In a chiaroscuro dance through our increasingly antagonistic era, Glyph asks if we’re attending to the history that’s made us and to the history we’re making. A funny, warm and clear-eyed take on where we are now, Glyph is about what our imaginations are for and how, in a broken, brutal and divided time, we rekindle care, solidarity, resistance and openness.
This anti-war novel, Ali Smith’s most soulful, playful and vital yet, is a work of lightness that goes deep to counter the forces currently flattening the modern world.
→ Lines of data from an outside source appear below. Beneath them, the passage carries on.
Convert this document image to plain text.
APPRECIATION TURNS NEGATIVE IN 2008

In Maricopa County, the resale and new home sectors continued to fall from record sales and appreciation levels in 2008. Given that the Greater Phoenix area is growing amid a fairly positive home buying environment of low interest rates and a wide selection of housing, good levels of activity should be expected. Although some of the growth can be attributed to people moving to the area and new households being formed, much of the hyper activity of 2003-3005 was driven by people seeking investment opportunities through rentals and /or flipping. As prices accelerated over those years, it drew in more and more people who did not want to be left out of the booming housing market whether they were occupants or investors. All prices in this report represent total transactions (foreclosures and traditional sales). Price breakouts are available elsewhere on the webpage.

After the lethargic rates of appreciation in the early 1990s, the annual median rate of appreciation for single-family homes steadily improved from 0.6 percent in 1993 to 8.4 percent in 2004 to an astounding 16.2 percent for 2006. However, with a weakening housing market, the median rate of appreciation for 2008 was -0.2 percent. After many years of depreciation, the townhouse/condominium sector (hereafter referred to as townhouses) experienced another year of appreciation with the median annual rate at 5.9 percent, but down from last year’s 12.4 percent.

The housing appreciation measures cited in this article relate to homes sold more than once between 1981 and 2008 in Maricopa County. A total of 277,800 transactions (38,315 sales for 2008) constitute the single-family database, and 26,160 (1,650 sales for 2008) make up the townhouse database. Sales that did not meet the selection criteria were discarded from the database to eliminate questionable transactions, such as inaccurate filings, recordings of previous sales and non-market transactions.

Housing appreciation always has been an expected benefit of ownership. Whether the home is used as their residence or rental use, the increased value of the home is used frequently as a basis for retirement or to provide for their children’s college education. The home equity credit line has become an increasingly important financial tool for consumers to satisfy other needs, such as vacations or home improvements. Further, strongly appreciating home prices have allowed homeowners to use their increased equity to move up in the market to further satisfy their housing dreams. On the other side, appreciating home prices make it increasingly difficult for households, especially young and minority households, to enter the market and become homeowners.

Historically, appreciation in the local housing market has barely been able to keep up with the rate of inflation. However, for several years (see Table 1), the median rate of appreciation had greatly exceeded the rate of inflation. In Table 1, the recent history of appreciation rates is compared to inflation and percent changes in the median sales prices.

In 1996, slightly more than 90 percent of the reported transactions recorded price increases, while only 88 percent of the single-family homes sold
Ali Smith is a writer, born in Inverness, Scotland, to working-class parents. She was raised in a council house in Inverness and now lives in Cambridge. She studied at Aberdeen, and then at Cambridge, for a Ph.D. that was never finished. In a 2004 interview with writing magazine Mslexia, she talked briefly about the difficulty of becoming ill with chronic fatigue syndrome for a year and how it forced her to give up her job as a lecturer at University of Strathclyde to focus on what she really wanted to do: writing. She has been with her partner Sarah Wood for 17 years and dedicates all her books to her.
Stunning! The best writing of children since Elena Ferrante's My Brilliant Friend and Yiyun Li's The Book of Goose. All about stories and storytelling, ghosts, sisters and memory. Loved!